Since $|\cos \xi|\le 1$, we see that $\cos x\ge 1-\frac12 x^2$.  
It is easy to show that for $|x|\le 1$, $1-\frac12 x^2\ge \frac{1}{1+x^2}$, whence we have the desired inequality again!

SIDE NOTE:
As an interesting side note, we also have from geometry the inequality $\sin x\ge x\cos x$ for $0\le x\le \pi/2$.  From this, it is easy to show that 
$$\cos x\le \frac{1}{\sqrt{1+x^2}}$$
A: Here's another way to get the inequality without using any calculus.
For clarity of exposition, it is convenient to rewrite the desired inequality as $(1+\theta^2)\cos\theta\gt1$ for $0\lt\theta\lt\pi/4$.

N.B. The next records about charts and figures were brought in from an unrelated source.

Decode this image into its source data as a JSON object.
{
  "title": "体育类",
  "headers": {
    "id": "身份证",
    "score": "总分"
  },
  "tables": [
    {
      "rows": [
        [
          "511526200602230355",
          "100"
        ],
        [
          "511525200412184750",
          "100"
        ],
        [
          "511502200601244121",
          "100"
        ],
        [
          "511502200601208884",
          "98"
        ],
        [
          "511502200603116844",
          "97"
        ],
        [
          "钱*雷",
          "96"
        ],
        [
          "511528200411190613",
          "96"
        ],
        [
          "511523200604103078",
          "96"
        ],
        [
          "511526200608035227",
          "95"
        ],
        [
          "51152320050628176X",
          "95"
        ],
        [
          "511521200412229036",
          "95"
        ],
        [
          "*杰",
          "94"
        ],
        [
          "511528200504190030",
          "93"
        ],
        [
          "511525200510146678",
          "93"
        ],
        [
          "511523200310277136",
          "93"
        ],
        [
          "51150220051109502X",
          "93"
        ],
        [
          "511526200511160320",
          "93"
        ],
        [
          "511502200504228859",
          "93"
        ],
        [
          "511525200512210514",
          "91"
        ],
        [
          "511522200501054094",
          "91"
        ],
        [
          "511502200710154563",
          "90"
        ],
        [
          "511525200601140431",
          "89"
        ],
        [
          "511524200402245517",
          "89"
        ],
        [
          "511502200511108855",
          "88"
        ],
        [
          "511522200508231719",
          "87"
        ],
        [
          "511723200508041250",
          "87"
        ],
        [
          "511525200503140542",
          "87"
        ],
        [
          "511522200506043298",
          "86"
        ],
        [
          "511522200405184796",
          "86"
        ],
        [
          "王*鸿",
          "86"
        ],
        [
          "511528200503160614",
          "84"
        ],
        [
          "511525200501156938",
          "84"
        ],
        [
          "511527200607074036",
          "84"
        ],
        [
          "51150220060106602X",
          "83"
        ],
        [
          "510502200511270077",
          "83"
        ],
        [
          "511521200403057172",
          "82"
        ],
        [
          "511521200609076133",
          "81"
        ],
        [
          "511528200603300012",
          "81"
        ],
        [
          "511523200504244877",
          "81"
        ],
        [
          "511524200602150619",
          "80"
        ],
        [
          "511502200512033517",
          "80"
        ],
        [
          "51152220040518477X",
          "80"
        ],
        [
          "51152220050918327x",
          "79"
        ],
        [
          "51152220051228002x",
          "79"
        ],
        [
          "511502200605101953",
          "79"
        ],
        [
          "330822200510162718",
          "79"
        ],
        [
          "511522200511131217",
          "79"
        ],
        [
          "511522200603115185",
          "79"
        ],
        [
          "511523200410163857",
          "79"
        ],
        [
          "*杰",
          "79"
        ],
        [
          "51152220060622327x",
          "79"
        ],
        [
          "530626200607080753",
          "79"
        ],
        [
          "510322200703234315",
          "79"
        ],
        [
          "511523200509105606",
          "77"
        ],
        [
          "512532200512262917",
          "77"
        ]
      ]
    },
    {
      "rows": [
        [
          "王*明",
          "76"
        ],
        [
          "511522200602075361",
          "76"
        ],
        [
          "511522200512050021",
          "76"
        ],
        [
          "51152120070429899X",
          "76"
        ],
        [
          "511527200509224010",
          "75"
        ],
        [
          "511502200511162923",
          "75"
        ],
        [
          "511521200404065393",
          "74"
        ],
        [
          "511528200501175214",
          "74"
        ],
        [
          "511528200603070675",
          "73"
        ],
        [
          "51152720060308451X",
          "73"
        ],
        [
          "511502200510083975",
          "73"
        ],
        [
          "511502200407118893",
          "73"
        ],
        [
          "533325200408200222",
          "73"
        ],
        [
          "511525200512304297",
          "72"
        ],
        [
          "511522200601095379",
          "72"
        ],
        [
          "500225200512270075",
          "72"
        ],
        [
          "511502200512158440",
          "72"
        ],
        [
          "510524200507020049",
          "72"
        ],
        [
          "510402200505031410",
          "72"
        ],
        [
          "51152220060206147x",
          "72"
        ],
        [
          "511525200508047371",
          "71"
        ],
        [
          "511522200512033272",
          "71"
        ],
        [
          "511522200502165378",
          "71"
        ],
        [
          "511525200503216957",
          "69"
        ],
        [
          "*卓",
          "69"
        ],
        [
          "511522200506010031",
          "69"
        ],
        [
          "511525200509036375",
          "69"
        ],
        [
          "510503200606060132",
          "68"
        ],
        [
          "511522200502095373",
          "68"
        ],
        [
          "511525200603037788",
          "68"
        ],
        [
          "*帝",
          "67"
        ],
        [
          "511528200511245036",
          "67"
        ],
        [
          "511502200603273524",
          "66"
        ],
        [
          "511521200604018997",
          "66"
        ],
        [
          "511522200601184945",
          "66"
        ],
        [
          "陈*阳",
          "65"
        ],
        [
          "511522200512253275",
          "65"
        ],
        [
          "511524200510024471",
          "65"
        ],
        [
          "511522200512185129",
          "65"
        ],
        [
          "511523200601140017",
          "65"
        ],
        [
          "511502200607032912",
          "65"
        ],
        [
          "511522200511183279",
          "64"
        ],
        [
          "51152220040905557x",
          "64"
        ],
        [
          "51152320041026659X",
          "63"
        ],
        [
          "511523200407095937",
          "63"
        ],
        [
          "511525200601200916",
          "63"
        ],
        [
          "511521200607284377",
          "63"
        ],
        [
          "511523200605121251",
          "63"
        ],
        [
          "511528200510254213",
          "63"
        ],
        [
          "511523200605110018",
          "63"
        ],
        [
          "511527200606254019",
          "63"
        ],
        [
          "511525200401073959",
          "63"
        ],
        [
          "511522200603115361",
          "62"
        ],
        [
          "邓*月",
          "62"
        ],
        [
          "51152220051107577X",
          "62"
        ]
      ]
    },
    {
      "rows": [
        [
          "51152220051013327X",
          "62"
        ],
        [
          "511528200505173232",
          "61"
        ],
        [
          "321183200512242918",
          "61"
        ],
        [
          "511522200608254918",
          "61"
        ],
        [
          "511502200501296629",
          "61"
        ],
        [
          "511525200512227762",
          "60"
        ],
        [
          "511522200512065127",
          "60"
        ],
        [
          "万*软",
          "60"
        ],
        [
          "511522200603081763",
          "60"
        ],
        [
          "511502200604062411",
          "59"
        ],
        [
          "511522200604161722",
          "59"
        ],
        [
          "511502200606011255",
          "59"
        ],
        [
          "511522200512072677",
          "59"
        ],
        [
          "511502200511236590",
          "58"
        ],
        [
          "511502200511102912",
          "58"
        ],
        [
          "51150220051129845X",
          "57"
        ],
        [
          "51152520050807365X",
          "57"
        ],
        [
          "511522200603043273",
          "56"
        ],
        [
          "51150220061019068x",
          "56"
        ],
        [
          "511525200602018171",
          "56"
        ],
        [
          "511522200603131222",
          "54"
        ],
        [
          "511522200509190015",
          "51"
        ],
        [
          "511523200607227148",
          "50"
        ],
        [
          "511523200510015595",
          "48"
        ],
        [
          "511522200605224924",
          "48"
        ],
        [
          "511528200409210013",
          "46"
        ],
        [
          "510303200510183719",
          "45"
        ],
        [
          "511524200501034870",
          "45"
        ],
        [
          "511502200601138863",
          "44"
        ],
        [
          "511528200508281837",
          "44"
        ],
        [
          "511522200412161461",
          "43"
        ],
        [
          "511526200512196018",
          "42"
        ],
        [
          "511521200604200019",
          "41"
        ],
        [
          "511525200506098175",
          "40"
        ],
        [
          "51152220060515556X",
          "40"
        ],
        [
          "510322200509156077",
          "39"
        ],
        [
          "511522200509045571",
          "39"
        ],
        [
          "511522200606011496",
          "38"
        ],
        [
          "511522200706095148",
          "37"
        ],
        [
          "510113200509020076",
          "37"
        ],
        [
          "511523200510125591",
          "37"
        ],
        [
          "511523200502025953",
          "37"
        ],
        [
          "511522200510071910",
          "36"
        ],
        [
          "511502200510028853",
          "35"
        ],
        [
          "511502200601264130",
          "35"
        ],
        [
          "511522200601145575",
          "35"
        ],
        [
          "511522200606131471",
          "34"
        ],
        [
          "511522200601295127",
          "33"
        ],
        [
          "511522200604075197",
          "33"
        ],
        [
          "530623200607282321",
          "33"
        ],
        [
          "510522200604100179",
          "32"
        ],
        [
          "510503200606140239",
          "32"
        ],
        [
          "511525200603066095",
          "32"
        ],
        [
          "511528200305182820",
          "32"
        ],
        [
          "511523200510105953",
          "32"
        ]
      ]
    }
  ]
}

Draw the unit circle and draw an angle $\theta$ in the first quadrant, so that $0\lt\theta\lt\pi/2$.  Measured in radians, $\theta$ is the arc length along the circle from $(1,0)$ to $(\cos\theta,\sin\theta)$, which is greater than the length of the chord connecting the same two points.  This inequality can be written as
$$\theta^2\gt(1-\cos\theta)^2+(\sin\theta)^2$$
Expanding this and using the trig identity $\sin^2\theta+\cos^2\theta=1$, we can conclude
$$1+\theta^2\gt3-2\cos\theta$$
for all $0\lt\theta\lt\pi/2$.  Hence to prove the desired inequality, it suffices to show that $(3-2\cos\theta)\cos\theta\gt1$ for $0\lt\theta\le\pi/4$.  But this can be rewritten as $0\gt1-3\cos\theta+2\cos^2\theta$ or, in factored form, as
$$0\gt(1-\cos\theta)(1-2\cos\theta)$$
This is clearly satisfied when $1\gt\cos\theta\gt1/2$, which is to say when $0\lt\theta\lt\pi/3$.  Since $\pi/4\lt\pi/3$, we have the desired inequality.
A: I am tempted to approach this problem by using what's called the "Racetrack principle". It can be proved using the Mean Value Theorem. Here's a link: https://en.wikipedia.org/wiki/Racetrack_principle
Statement: Let $f,g$ be continuously differentiable functions on $\mathbb{R}$.If, $f(0)=g(0)$ and $f^{'}(x)>g^{'}(x)$ for all $x \geq 0$ then $f(x)>g(x)$ for all $x \geq 0$.
A proof of this result can be written by taking $h=f-g$ and applying the Mean Value Theorem to it.
Before we proceed, I hope you're familiar with the following inequality: $Sin(x)<x$ for all $x \in \mathbb{R}$.
Take $f(x)=Cos(x)$ and $g(x)=\frac{1}{1+x^{2}}$ in $[0,\frac{\pi}{4}]$. $f(0)=g(0)=1$. What we now need to show is that the function $H(x) = f(x)-g(x)$ has positive derivative.
We get $f^{'}(x)= -Sin(x)$ and $g^{'}(x)= \frac{-2x}{1+x^{2}}$. So,
\begin{equation}
Sin(x)<x \implies -Sin(x)>-x \\
\implies H^{'}(x)=\frac{2x}{1+x^{2}}-Sin(x)>\frac{2x}{1+x^{2}}-x\\
\end{equation}
On $[0,\frac{\pi}{4}]$ , $x(\frac{2}{1+x^{2}}-x)>0$. So, $H^{'}(x)>0$ and we can apply the result to show the desired inequality.